Friday, June 25, 2010

Weight Loss Tips that Work

Weight Loss Tips that Work
by Rebecca MacLary (Berry)

This article is comprised of 20 weight loss tips that you need to follow in order to lose weight and keep it off.  Many weight loss tips from other sites give you poor or unproven advice.  The thing about these weight loss tips is, I KNOW THEY WORK.  I follow them myself. I have been successful in assisting others to lose weight – all based on following these simple weight loss tips.  If you think all of this is a little overwhelming, start with a few of the tips and work your way up.  You'll see that it's easier to continue once you've seen lost some weights and realize this really works.

Each point has been briefly explained.  I will delve into each one in a more in-depth manner in upcoming posts.  In the meantime, if you have any questions or comments, please feel free to contact me.

1.  Forget about using a “diet” for a few weeks or months then going back to your old bad habits.  It won’t work.

2.  You need to change your lifestyle, for good.  You got to the shape you’re in now by having bad eating and/or exercise habits.

3.  Weight Loss is achieved through controlling what you put in your mouth.  It’s as easy as that.  Weight loss is 80% food choices and 20% exercise. 

4.  Drink water.  I can’t stress the importance of this point.  Every system in your body needs water to function at an optimal level.  Period.

5.  Weight loss is about calories in and calories out.  But not all calories are equal.  Confused yet?  To lose weight, you have to burn more calories than you take in each day.  But some calories are easier to burn.  Foods like processed foods, processed vegetable oils, and white grains (bread, pasta, etc) store more easily as fat and are harder to burn.

6.  Adequate Vitamin D production will assist in weight loss. Yes, that’s right.  If you have enough vitamin D (which  most people don’t),  it will be easier for you to lose weight and maintain a healthy weight.  So get outside and get some safe sun exposure.  Adequate sun exposure is 15-20 minutes a day over 85% of the body for light skinned people.  Darker skin needs more exposure time.  NO SUNBLOCK – sunblock prevents your body from manufacturing vitamin D.  Put sunblock on AFTER you’ve had your exposure.

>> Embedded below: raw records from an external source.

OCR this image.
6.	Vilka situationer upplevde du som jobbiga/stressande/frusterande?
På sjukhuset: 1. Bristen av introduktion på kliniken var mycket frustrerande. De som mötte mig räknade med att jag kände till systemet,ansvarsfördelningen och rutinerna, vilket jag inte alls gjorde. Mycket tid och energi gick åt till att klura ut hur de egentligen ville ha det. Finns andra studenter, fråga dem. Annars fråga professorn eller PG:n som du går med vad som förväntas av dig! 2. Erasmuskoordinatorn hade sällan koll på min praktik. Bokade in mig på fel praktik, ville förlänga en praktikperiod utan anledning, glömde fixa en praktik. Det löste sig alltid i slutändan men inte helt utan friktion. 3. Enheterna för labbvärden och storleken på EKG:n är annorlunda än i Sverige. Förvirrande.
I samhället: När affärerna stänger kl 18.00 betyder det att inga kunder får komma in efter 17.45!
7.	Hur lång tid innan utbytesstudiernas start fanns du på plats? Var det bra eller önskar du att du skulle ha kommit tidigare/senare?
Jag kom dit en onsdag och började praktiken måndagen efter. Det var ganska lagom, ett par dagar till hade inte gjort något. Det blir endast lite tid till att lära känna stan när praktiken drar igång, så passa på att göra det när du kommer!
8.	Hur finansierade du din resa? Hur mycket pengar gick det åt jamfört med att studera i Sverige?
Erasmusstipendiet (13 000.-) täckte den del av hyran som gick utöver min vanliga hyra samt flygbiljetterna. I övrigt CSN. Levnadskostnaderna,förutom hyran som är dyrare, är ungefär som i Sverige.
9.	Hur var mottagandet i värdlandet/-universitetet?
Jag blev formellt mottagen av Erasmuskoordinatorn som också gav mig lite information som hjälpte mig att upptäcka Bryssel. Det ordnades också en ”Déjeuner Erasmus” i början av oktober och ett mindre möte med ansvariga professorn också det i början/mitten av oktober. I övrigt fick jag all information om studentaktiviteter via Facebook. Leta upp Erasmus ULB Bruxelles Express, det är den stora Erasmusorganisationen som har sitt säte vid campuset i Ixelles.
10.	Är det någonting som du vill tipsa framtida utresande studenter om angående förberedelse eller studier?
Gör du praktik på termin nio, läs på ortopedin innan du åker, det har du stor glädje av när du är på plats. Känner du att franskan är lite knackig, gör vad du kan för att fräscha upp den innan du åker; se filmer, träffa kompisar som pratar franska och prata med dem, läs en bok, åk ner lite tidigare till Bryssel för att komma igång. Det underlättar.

7.  A strength training program will assist you in tightening up and losing weight.

8.  Muscles that are in good shape need energy (calories) just to maintain, so if you work out, you’ll burn more calories even when you sleep.

9.  A cardio exercise program will help you rev up your cardiovascular system and will help you lose weight.  Take it easy to start with, and go slow.  Increase intensity/distance by 10% or less a week.  Your heart will thank you.

10.  Go into your pantry and fridge.  Throw away all the processed and manufactured foods.  They’re full of poisons and additives and things that make you fat. 

11.  Eat real food – you know, food that hasn’t been processed or changed from its original state.  Dairy products (as long as they aren’t filled with a bunch of weird preservatives, sweetener, etc) are fine.

12.  Reduce or eliminate white sugar from your diet.  It does you no good, and certainly causes harm.  If you have to have something sweet, natural (unprocessed) sweeteners like maple syrup and honey are good choices.  But don't overeat those, they are a better option but still not totally good for you.

13.  Avoid fruit juices.  Like soda, they are full of sugar and, for the most part, aren't that good for you.  Eat fruit instead.

14.  Don't drink soda.  It's full of chemicals and colours and has absolutely nothing in it that is good for you.  Regular sodas are full of high-fructose corn syrup (glucose-fructose: bad bad bad) and diet sodas have toxic artificial sweeteners in them that trick your body into thinking it's consuming sugar, which makes you fat anyway.

15.  Forget about “low fat” stuff – it won’t do you any good, and could certainly do you some harm.  You need to eat fat to lose fat.  Our bodies are made up of a lot of fat, and they need fat to survive.  Most of the “low fat” products  are highly processed, anyway – so you don’t need it.

16.  Limit your alcohol consumption.  Your body easily burns the type of sugar found in alcohol, so any food you eat that day gets stored as fat.  

17.  Eat full-fat dairy products.  This ties in with Tip # 8.  Trust me, I lost more weight on a full-fat dairy regimen than I ever did on a low-fat diet.  Eat full-fat dairy in moderation (butter, sour cream, yogurt, whole milk, cheese) and not only will your body thank you by losing weight, but you’ll also be healthier.

18.  Don’t expect overnight success.  It takes a week or two for your body to start to burn fat.

19.  Join a support group – is a FABULOUS online community that provides useful tools and tricks and motivation.  It’s totally free.

20.  This is the last tip, but one of the most important ones.  If you have a bad day (or week), and you slip back into your old habits, YOU HAVE NOT FAILED.  You just need to start again.  Each day is a new one, with the opportunity to begin fresh.  Put your mistakes behind you, learn what caused your lapse (do you need a cheat day?) and continue on.